A federal judge in the nation’s capital will personally review redacted material from emails that discuss Hillary Clinton’s use of unsecure iPads and iPhones during her tenure as secretary of state.
Judge Colleen Kollar-Kotelly will determine whether or not the Trump administration can withhold evidence that could shed light on accusations Clinton and her staff mishandled classified information.
Rejecting arguments by State Department and Justice Department lawyers, the judge ordered the State Department to file an affidavit addressing why it should not have to search newly recovered Clinton emails.

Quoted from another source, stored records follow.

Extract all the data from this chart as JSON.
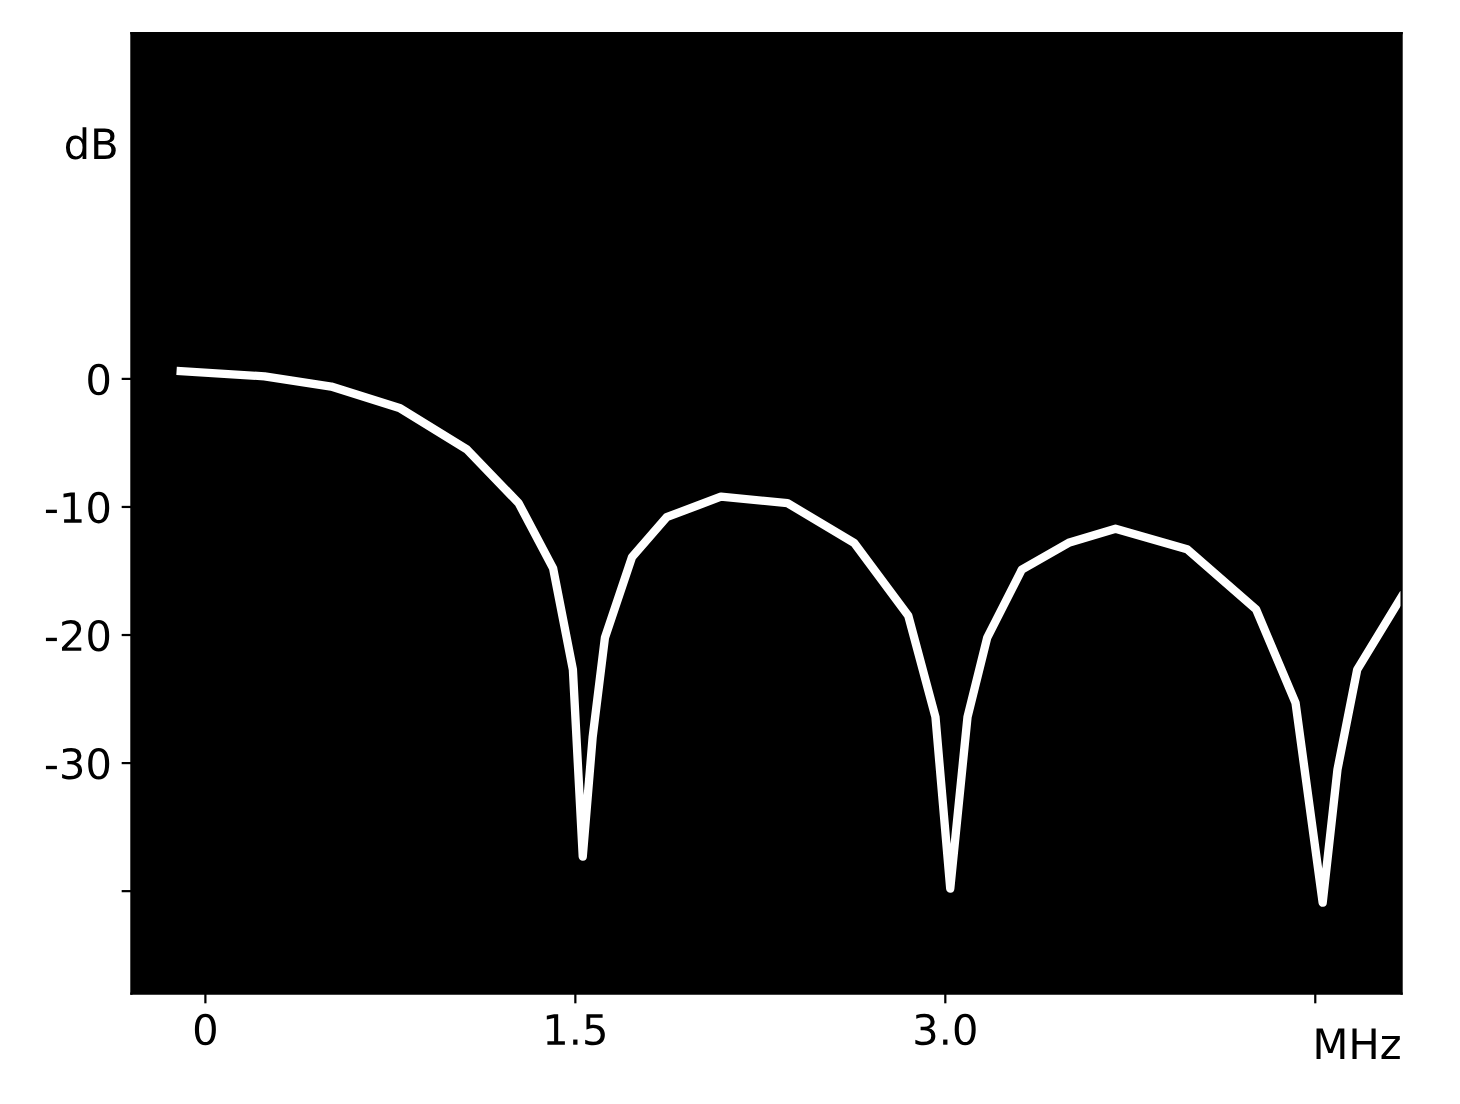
{
  "chart_data": {
    "type": "line",
    "xlabel": "MHz",
    "ylabel": "dB",
    "x": [
      -0.1,
      0.24,
      0.51,
      0.79,
      1.06,
      1.27,
      1.41,
      1.49,
      1.53,
      1.57,
      1.62,
      1.73,
      1.87,
      2.09,
      2.36,
      2.63,
      2.85,
      2.96,
      3.02,
      3.09,
      3.17,
      3.31,
      3.5,
      3.69,
      3.98,
      4.26,
      4.42,
      4.53,
      4.59,
      4.67,
      4.85
    ],
    "series": [
      {
        "color": "#ffffff",
        "values": [
          0.6,
          0.2,
          -0.6,
          -2.3,
          -5.5,
          -9.7,
          -14.8,
          -22.7,
          -37.3,
          -28,
          -20.2,
          -13.9,
          -10.8,
          -9.2,
          -9.7,
          -12.8,
          -18.5,
          -26.4,
          -39.8,
          -26.4,
          -20.2,
          -14.9,
          -12.8,
          -11.7,
          -13.3,
          -18,
          -25.3,
          -40.9,
          -30.5,
          -22.7,
          -17
        ]
      }
    ],
    "xlim": [
      -0.3,
      4.85
    ],
    "ylim": [
      -48,
      27
    ],
    "xticks": [
      0,
      1.5,
      {
        "value": 3.0,
        "label": "3.0"
      },
      {
        "value": 4.5,
        "label": null
      }
    ],
    "yticks": [
      {
        "value": -40,
        "label": null
      },
      -30,
      -20,
      -10,
      0
    ],
    "grid": false,
    "legend": false,
    "marker": "none",
    "line_style": "solid"
  }
}
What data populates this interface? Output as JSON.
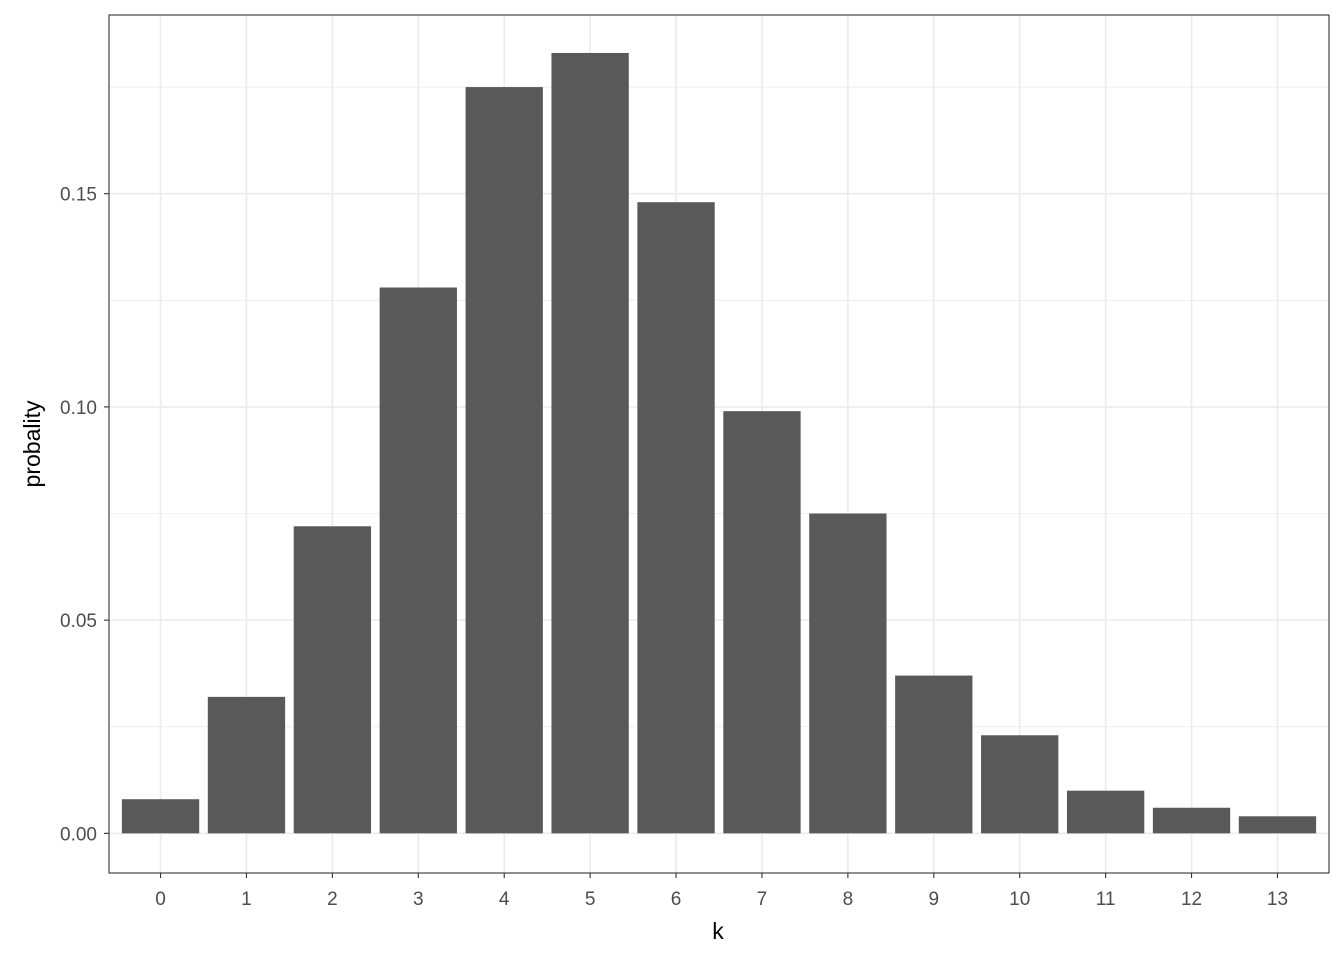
{
  "chart_data": {
    "type": "bar",
    "title": "",
    "xlabel": "k",
    "ylabel": "probality",
    "categories": [
      "0",
      "1",
      "2",
      "3",
      "4",
      "5",
      "6",
      "7",
      "8",
      "9",
      "10",
      "11",
      "12",
      "13"
    ],
    "values": [
      0.008,
      0.032,
      0.072,
      0.128,
      0.175,
      0.183,
      0.148,
      0.099,
      0.075,
      0.037,
      0.023,
      0.01,
      0.006,
      0.004
    ],
    "ylim": [
      -0.0093,
      0.1919
    ],
    "yticks": [
      0.0,
      0.05,
      0.1,
      0.15
    ],
    "ytick_labels": [
      "0.00",
      "0.05",
      "0.10",
      "0.15"
    ],
    "grid": true,
    "legend": "none",
    "colors": {
      "bar": "#595959",
      "grid": "#ebebeb",
      "panel_border": "#333333",
      "tick_text": "#4d4d4d",
      "tick_mark": "#333333"
    }
  }
}
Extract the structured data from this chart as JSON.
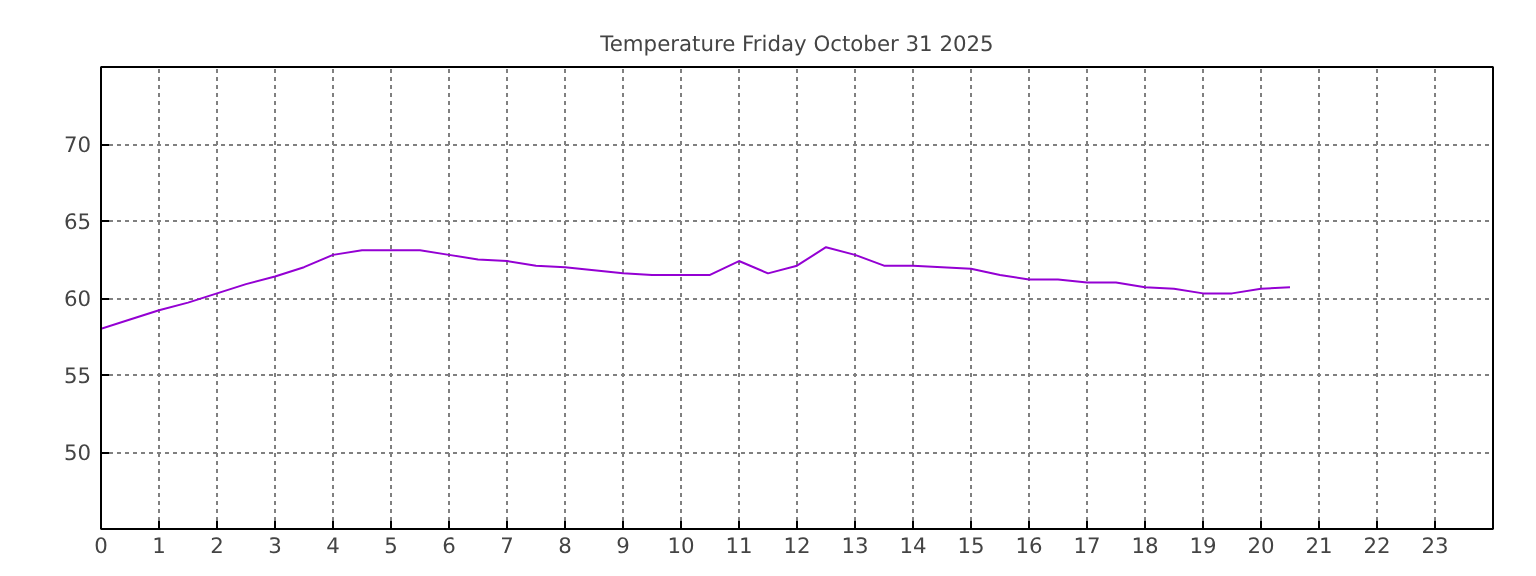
{
  "chart_data": {
    "type": "line",
    "title": "Temperature Friday October 31 2025",
    "x": [
      0,
      0.5,
      1,
      1.5,
      2,
      2.5,
      3,
      3.5,
      4,
      4.5,
      5,
      5.5,
      6,
      6.5,
      7,
      7.5,
      8,
      8.5,
      9,
      9.5,
      10,
      10.5,
      11,
      11.5,
      12,
      12.5,
      13,
      13.5,
      14,
      14.5,
      15,
      15.5,
      16,
      16.5,
      17,
      17.5,
      18,
      18.5,
      19,
      19.5,
      20,
      20.5
    ],
    "series": [
      {
        "color": "#9400d3",
        "values": [
          58.0,
          58.6,
          59.2,
          59.7,
          60.3,
          60.9,
          61.4,
          62.0,
          62.8,
          63.1,
          63.1,
          63.1,
          62.8,
          62.5,
          62.4,
          62.1,
          62.0,
          61.8,
          61.6,
          61.5,
          61.5,
          61.5,
          62.4,
          61.6,
          62.1,
          63.3,
          62.8,
          62.1,
          62.1,
          62.0,
          61.9,
          61.5,
          61.2,
          61.2,
          61.0,
          61.0,
          60.7,
          60.6,
          60.3,
          60.3,
          60.6,
          60.7
        ]
      }
    ],
    "xlim": [
      0,
      24
    ],
    "xticks": [
      0,
      1,
      2,
      3,
      4,
      5,
      6,
      7,
      8,
      9,
      10,
      11,
      12,
      13,
      14,
      15,
      16,
      17,
      18,
      19,
      20,
      21,
      22,
      23
    ],
    "ylim": [
      45,
      75
    ],
    "yticks": [
      50,
      55,
      60,
      65,
      70
    ],
    "grid": true,
    "line_style": "solid"
  }
}
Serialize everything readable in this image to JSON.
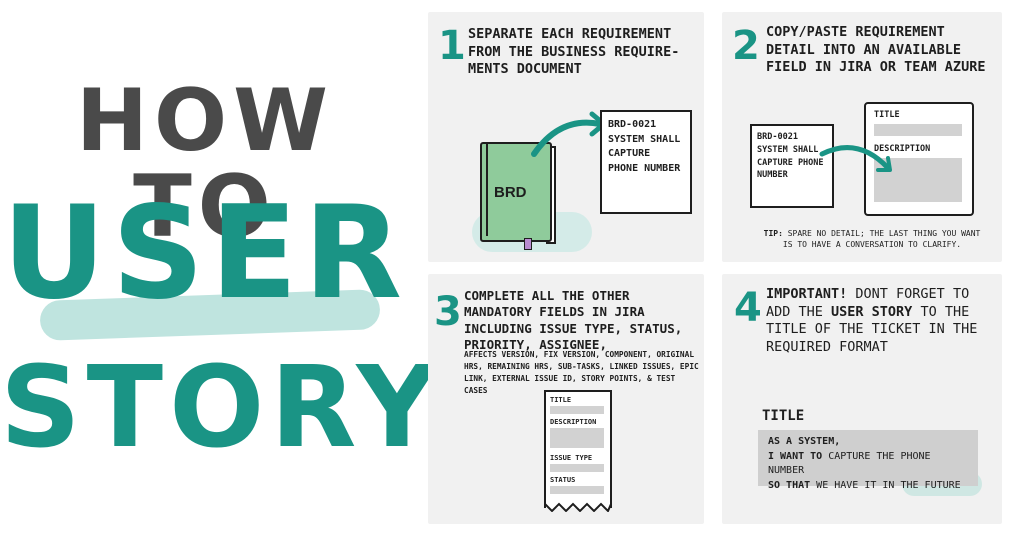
{
  "title": {
    "line1": "HOW TO",
    "line2": "USER",
    "line3": "STORY"
  },
  "panels": [
    {
      "number": "1",
      "text": "Separate each requirement from the business require-ments document",
      "book_label": "BRD",
      "card_lines": [
        "BRD-0021",
        "System shall",
        "capture",
        "phone number"
      ]
    },
    {
      "number": "2",
      "text": "Copy/paste requirement detail into an available field in Jira or Team Azure",
      "card_lines": [
        "BRD-0021",
        "System shall",
        "capture phone",
        "number"
      ],
      "form_title": "Title",
      "form_description": "Description",
      "tip_label": "Tip:",
      "tip_text": "Spare no detail; the last thing you want is to have a conversation to clarify."
    },
    {
      "number": "3",
      "text": "Complete all the other mandatory fields in Jira including issue type, status, priority, assignee,",
      "small_text": "affects version, fix version, component, original hrs, remaining hrs, sub-tasks, linked issues, epic link, external issue ID, story points, & test cases",
      "ticket_fields": [
        "Title",
        "Description",
        "Issue type",
        "Status"
      ]
    },
    {
      "number": "4",
      "important": "Important!",
      "text_a": " Dont forget to add the ",
      "emph": "user story",
      "text_b": " to the title of the ticket in the required format",
      "title_label": "TITLE",
      "story_line1": "As a system,",
      "story_line2_bold": "I want to",
      "story_line2": " capture the phone number",
      "story_line3_bold": "so that",
      "story_line3": " we have it in the future"
    }
  ],
  "colors": {
    "teal": "#1a9485",
    "dark": "#4a4a4a",
    "book_green": "#8fcb9b",
    "panel_bg": "#f1f1f1"
  }
}
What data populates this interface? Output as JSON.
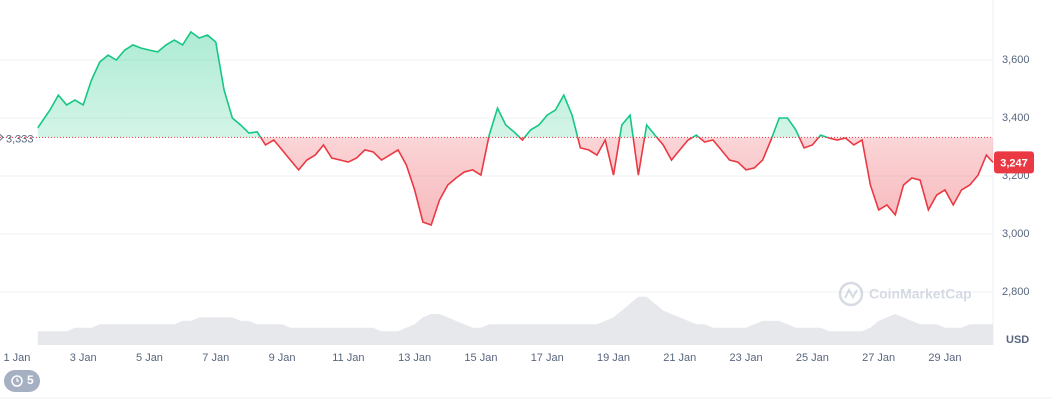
{
  "chart_data": {
    "type": "baseline_line",
    "x": [
      1.63,
      2.0,
      2.25,
      2.5,
      2.75,
      3.0,
      3.25,
      3.5,
      3.75,
      4.0,
      4.25,
      4.5,
      4.75,
      5.0,
      5.25,
      5.5,
      5.75,
      6.0,
      6.25,
      6.5,
      6.75,
      7.0,
      7.25,
      7.5,
      7.75,
      8.0,
      8.25,
      8.5,
      8.75,
      9.0,
      9.25,
      9.5,
      9.75,
      10.0,
      10.25,
      10.5,
      10.75,
      11.0,
      11.25,
      11.5,
      11.75,
      12.0,
      12.25,
      12.5,
      12.75,
      13.0,
      13.25,
      13.5,
      13.75,
      14.0,
      14.25,
      14.5,
      14.75,
      15.0,
      15.25,
      15.5,
      15.75,
      16.0,
      16.25,
      16.5,
      16.75,
      17.0,
      17.25,
      17.5,
      17.75,
      18.0,
      18.25,
      18.5,
      18.75,
      19.0,
      19.25,
      19.5,
      19.75,
      20.0,
      20.25,
      20.5,
      20.75,
      21.0,
      21.25,
      21.5,
      21.75,
      22.0,
      22.25,
      22.5,
      22.75,
      23.0,
      23.25,
      23.5,
      23.75,
      24.0,
      24.25,
      24.5,
      24.75,
      25.0,
      25.25,
      25.5,
      25.75,
      26.0,
      26.25,
      26.5,
      26.75,
      27.0,
      27.25,
      27.5,
      27.75,
      28.0,
      28.25,
      28.5,
      28.75,
      29.0,
      29.25,
      29.5,
      29.75,
      30.0,
      30.25,
      30.45
    ],
    "series": [
      {
        "color": "#16c784",
        "color_below": "#ea3943",
        "values": [
          3366,
          3428,
          3479,
          3445,
          3462,
          3445,
          3531,
          3593,
          3617,
          3600,
          3634,
          3652,
          3641,
          3634,
          3628,
          3652,
          3669,
          3652,
          3697,
          3676,
          3686,
          3662,
          3497,
          3400,
          3376,
          3348,
          3352,
          3307,
          3324,
          3290,
          3255,
          3221,
          3255,
          3272,
          3307,
          3262,
          3255,
          3248,
          3262,
          3290,
          3283,
          3255,
          3272,
          3290,
          3238,
          3152,
          3041,
          3031,
          3117,
          3169,
          3193,
          3214,
          3221,
          3203,
          3341,
          3434,
          3376,
          3352,
          3324,
          3359,
          3376,
          3410,
          3428,
          3479,
          3410,
          3297,
          3290,
          3272,
          3324,
          3203,
          3376,
          3410,
          3203,
          3376,
          3341,
          3307,
          3255,
          3290,
          3324,
          3341,
          3317,
          3324,
          3290,
          3255,
          3248,
          3221,
          3228,
          3255,
          3324,
          3400,
          3400,
          3359,
          3297,
          3307,
          3341,
          3331,
          3324,
          3331,
          3307,
          3324,
          3169,
          3083,
          3100,
          3066,
          3169,
          3193,
          3186,
          3083,
          3134,
          3152,
          3100,
          3152,
          3169,
          3203,
          3272,
          3247
        ]
      },
      {
        "axis": "y2",
        "color": "#e6e8ec",
        "values": [
          4,
          4,
          4,
          4,
          5,
          5,
          5,
          6,
          6,
          6,
          6,
          6,
          6,
          6,
          6,
          6,
          6,
          7,
          7,
          8,
          8,
          8,
          8,
          8,
          7,
          7,
          6,
          6,
          6,
          6,
          5,
          5,
          5,
          5,
          5,
          5,
          5,
          5,
          5,
          5,
          5,
          4,
          4,
          4,
          5,
          6,
          8,
          9,
          9,
          8,
          7,
          6,
          5,
          5,
          6,
          6,
          6,
          6,
          6,
          6,
          6,
          6,
          6,
          6,
          6,
          6,
          6,
          6,
          7,
          8,
          10,
          12,
          14,
          14,
          12,
          10,
          9,
          8,
          7,
          6,
          6,
          5,
          5,
          5,
          5,
          5,
          6,
          7,
          7,
          7,
          6,
          5,
          5,
          5,
          5,
          4,
          4,
          4,
          4,
          4,
          5,
          7,
          8,
          9,
          8,
          7,
          6,
          6,
          6,
          5,
          5,
          5,
          6,
          6,
          6,
          6
        ]
      }
    ],
    "xlim": [
      0.49,
      30.45
    ],
    "xticks": [
      {
        "value": 1,
        "label": "1 Jan"
      },
      {
        "value": 3,
        "label": "3 Jan"
      },
      {
        "value": 5,
        "label": "5 Jan"
      },
      {
        "value": 7,
        "label": "7 Jan"
      },
      {
        "value": 9,
        "label": "9 Jan"
      },
      {
        "value": 11,
        "label": "11 Jan"
      },
      {
        "value": 13,
        "label": "13 Jan"
      },
      {
        "value": 15,
        "label": "15 Jan"
      },
      {
        "value": 17,
        "label": "17 Jan"
      },
      {
        "value": 19,
        "label": "19 Jan"
      },
      {
        "value": 21,
        "label": "21 Jan"
      },
      {
        "value": 23,
        "label": "23 Jan"
      },
      {
        "value": 25,
        "label": "25 Jan"
      },
      {
        "value": 27,
        "label": "27 Jan"
      },
      {
        "value": 29,
        "label": "29 Jan"
      }
    ],
    "ylim": [
      2617,
      3807
    ],
    "yticks": [
      {
        "value": 2800,
        "label": "2,800"
      },
      {
        "value": 3000,
        "label": "3,000"
      },
      {
        "value": 3200,
        "label": "3,200"
      },
      {
        "value": 3400,
        "label": "3,400"
      },
      {
        "value": 3600,
        "label": "3,600"
      }
    ],
    "y2lim": [
      0,
      100
    ],
    "grid": true,
    "y_unit": "USD",
    "baseline": {
      "value": 3333,
      "label": "3,333"
    },
    "current_price": {
      "value": 3247,
      "label": "3,247"
    },
    "watermark": "CoinMarketCap"
  },
  "badge": "5"
}
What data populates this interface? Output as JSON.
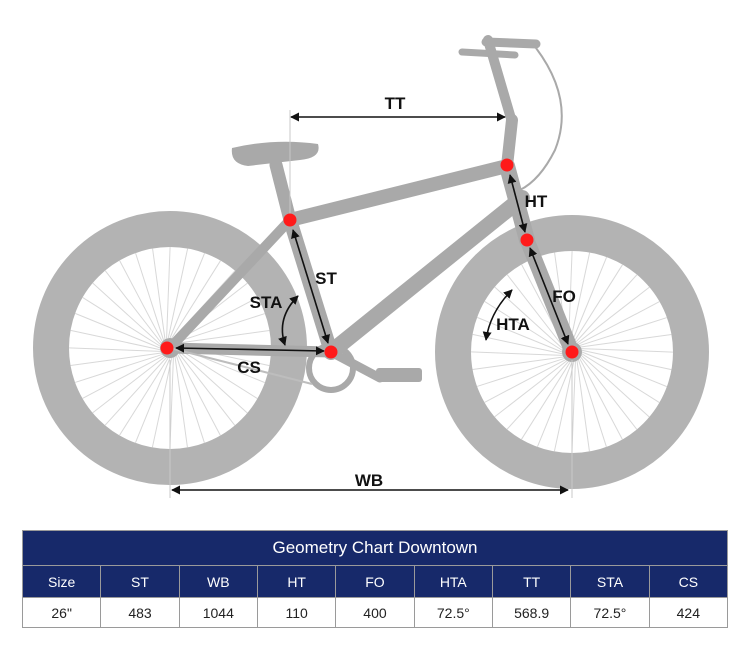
{
  "diagram": {
    "labels": {
      "tt": "TT",
      "ht": "HT",
      "st": "ST",
      "sta": "STA",
      "fo": "FO",
      "hta": "HTA",
      "cs": "CS",
      "wb": "WB"
    },
    "colors": {
      "bike": "#a9a9a9",
      "tire": "#b3b3b3",
      "spoke": "#d8d8d8",
      "point": "#ff1a1a",
      "arrow": "#111111"
    }
  },
  "table": {
    "title": "Geometry Chart Downtown",
    "headers": [
      "Size",
      "ST",
      "WB",
      "HT",
      "FO",
      "HTA",
      "TT",
      "STA",
      "CS"
    ],
    "values": [
      "26\"",
      "483",
      "1044",
      "110",
      "400",
      "72.5°",
      "568.9",
      "72.5°",
      "424"
    ],
    "header_color": "#17296a"
  }
}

The Freedom of Information Act lawsuit was brought by the government-watchdog Judicial Watch after the State Department failed to respond to a March 10, 2015, request.
Judicial Watch wants all records of requests by Clinton or her staff to the State Department Office Security Technology seeking approval for the use of an iPad or iPhone for official government business. It also seeks communications related to the use of unauthorized electronic devices for official government business.
Earlier this month, a Maryland judge ordered the state bar to investigate allegations Clinton and her lawyers destroyed evidence regarding their handling of classified information through a private email server, which violated State Department policy. Clinton and her associates were allowed to decide which of her 60,000 emails on her private server to surrender to the State Department and which would be withheld. About 33,000 were withheld as “private.” The FBI, however, later found thousands of work-related emails that weren’t turned over to the government.
Also this month, Judicial Watch released another 1,617 pages of documentation obtained from the State Department that details additional instances of “pay-to-play” by the Clinton Foundation when Clinton was secretary of state. There’s also evidence of the routine use of unsecured email accounts to transmit classified information.
Judicial Watch noted that in March 2016 it obtained State Department documents in the case showing the effort of Cheryl Mills, Clinton’s then-chief of staff, to obtain approval from the National Security Agency for Clinton’s use a BlackBerry smartphone. NSA personnel had denied Clinton’s requests, telling Clinton staff to “shut up and color.”
In June 2017, however, Judicial Watch presented evidence to the court showing that Clinton knowingly used an unsecure BlackBerry device.
“Hillary Clinton knowingly used an unsecure email system and risky iPads and smartphones to conduct classified and sensitive government business,” said Judicial Watch President Tom Fitton.
“It is frankly outrageous that Secretary Tillerson and Attorney General Sessions allow their agencies to cover up for and defend Hillary Clinton’s scandalous and potentially criminal conduct.”
In July 2016, then-FBI Director James Comey announced the bureau would not refer to the Justice Department for prosecution its probe of Clinton’s handling of classified material, even though he said Clinton was found to have been “grossly negligent.”
The FBI insisted “malicious intent” was necessary to prosecute, but legal analysts have pointed out that the relevant statute doesn’t require intent. Further, it was disclosed earlier that Comey had prepared his statement exonerating Clinton two months before the announcement, before even interviewing her or her aides.